The private bids in an auction or exchange may contain information that can be used by opponents in related negotiations or by authorities in a regulatory setting.An example is provided in the Danish Sugar industry, which uses Partisia Contract Exchange to reallocate production contracts among sugar beet growers. The contracts are regularly renegotiated among multiple types of growers and the sugar-processing company Danisco. Since the bids and asks on the exchange provide valuable information about the growers’ willingness to pay or accept, insufficient confidentiality may weaken the growers’ positions in these negotiations.

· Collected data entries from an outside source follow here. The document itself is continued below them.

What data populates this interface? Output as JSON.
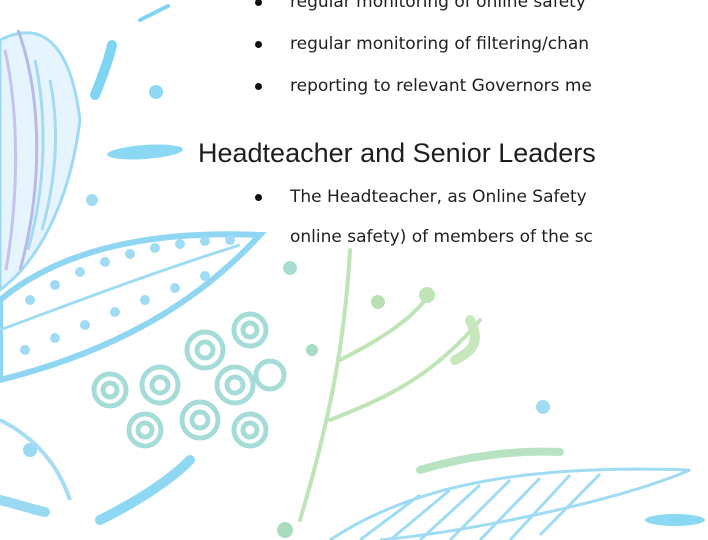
{
  "bullets_top": [
    "regular monitoring of online safety",
    "regular monitoring of filtering/chan",
    "reporting to relevant Governors me"
  ],
  "section": {
    "heading": "Headteacher and Senior Leaders",
    "paragraph_line1": "The Headteacher, as Online Safety",
    "paragraph_line2": "online safety) of members of the sc"
  },
  "colors": {
    "text": "#1f1f1f",
    "decor_blue": "#7fd4f1",
    "decor_purple": "#b6b6e6",
    "decor_green": "#a8dcae"
  }
}
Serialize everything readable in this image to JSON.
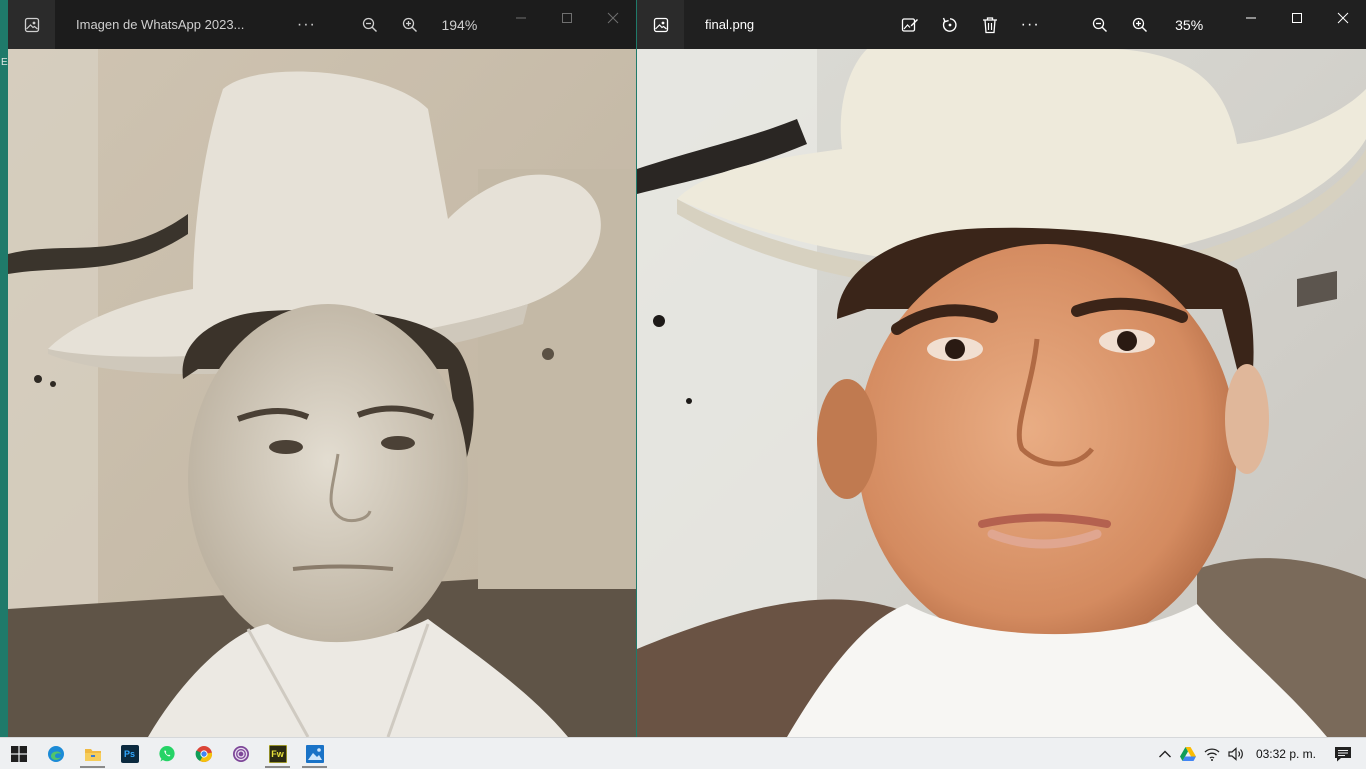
{
  "left_window": {
    "title": "Imagen de WhatsApp 2023...",
    "more_label": "···",
    "zoom_level": "194%"
  },
  "right_window": {
    "title": "final.png",
    "more_label": "···",
    "zoom_level": "35%"
  },
  "desktop": {
    "edge_glyph": "E"
  },
  "taskbar": {
    "apps": [
      {
        "icon": "windows-start-icon"
      },
      {
        "icon": "edge-icon"
      },
      {
        "icon": "file-explorer-icon"
      },
      {
        "icon": "photoshop-icon",
        "label": "Ps"
      },
      {
        "icon": "whatsapp-icon"
      },
      {
        "icon": "chrome-icon"
      },
      {
        "icon": "tor-browser-icon"
      },
      {
        "icon": "fireworks-icon",
        "label": "Fw"
      },
      {
        "icon": "photos-icon"
      }
    ],
    "clock": "03:32 p. m."
  },
  "colors": {
    "desktop_bg": "#1f7a6a",
    "titlebar": "#202020",
    "taskbar": "#eef0f2"
  }
}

Another example could be procurement auctions. Sellers often have multiple contracts with the buyer, say a municipality, and the terms of these contracts are gradually adjusted. To impact this ongoing adjustment, a seller may therefore manipulate his bids on new contracts.

With deep confidentiality the participant does not weaken his or her position in related situations, no matter how the future is going to turn out.

Avoid aggregation of private values

Aggregation of private bids across time and auctions can generate valuable information about the participants’ preferences. Such information may for example be used to exercise more price discrimination at the cost of the participants.Computerized trading agents have been used for decades not least in the financial sector. Today, many Internet auctions, such as E-bay, provide so-called proxy bidding, where e.g. a buyer provides a price ceiling and allows a computer to overbid others within that ceiling.

It is extremely important to safeguard the private information feed to such trading agents. This was early acknowledged by Professor Hal Varian:

“Hence privacy appears to be a critical problem for ‘computerized purchasing agents’. This consideration usually does not arise with purely human participants, since it is generally thought that they can keep their private values secret. Even if current information can be safeguarded, records of past behavior can be extremely valuable, since historical data can be used to estimate willingness to pay. What should be the technological and social safeguards to deal with this problem?”

Since the date of this quote (1995), the concern has only increased. The use of auctions in general as well as more advanced auctions has increased. Advanced auctions may include multiple commodities or multiple attributes and extract more information from the participants.

Deep confidentiality effectively eliminates these problems since non-winning bids remain secret forever.

Basic reluctance to share private information

Apart from explicit, rational arguments, there might be a general reluctance to share private information.Private information revelation is a point of no return and it may be hard to foresee future use/misuse of the revealed information. This provides an implicit rationale for the basic reluctance. There may also be more subtle psychological reasons behind a basic reluctance.

With deep confidentiality any reluctance to participate with the required private information is removed and better results are promoted.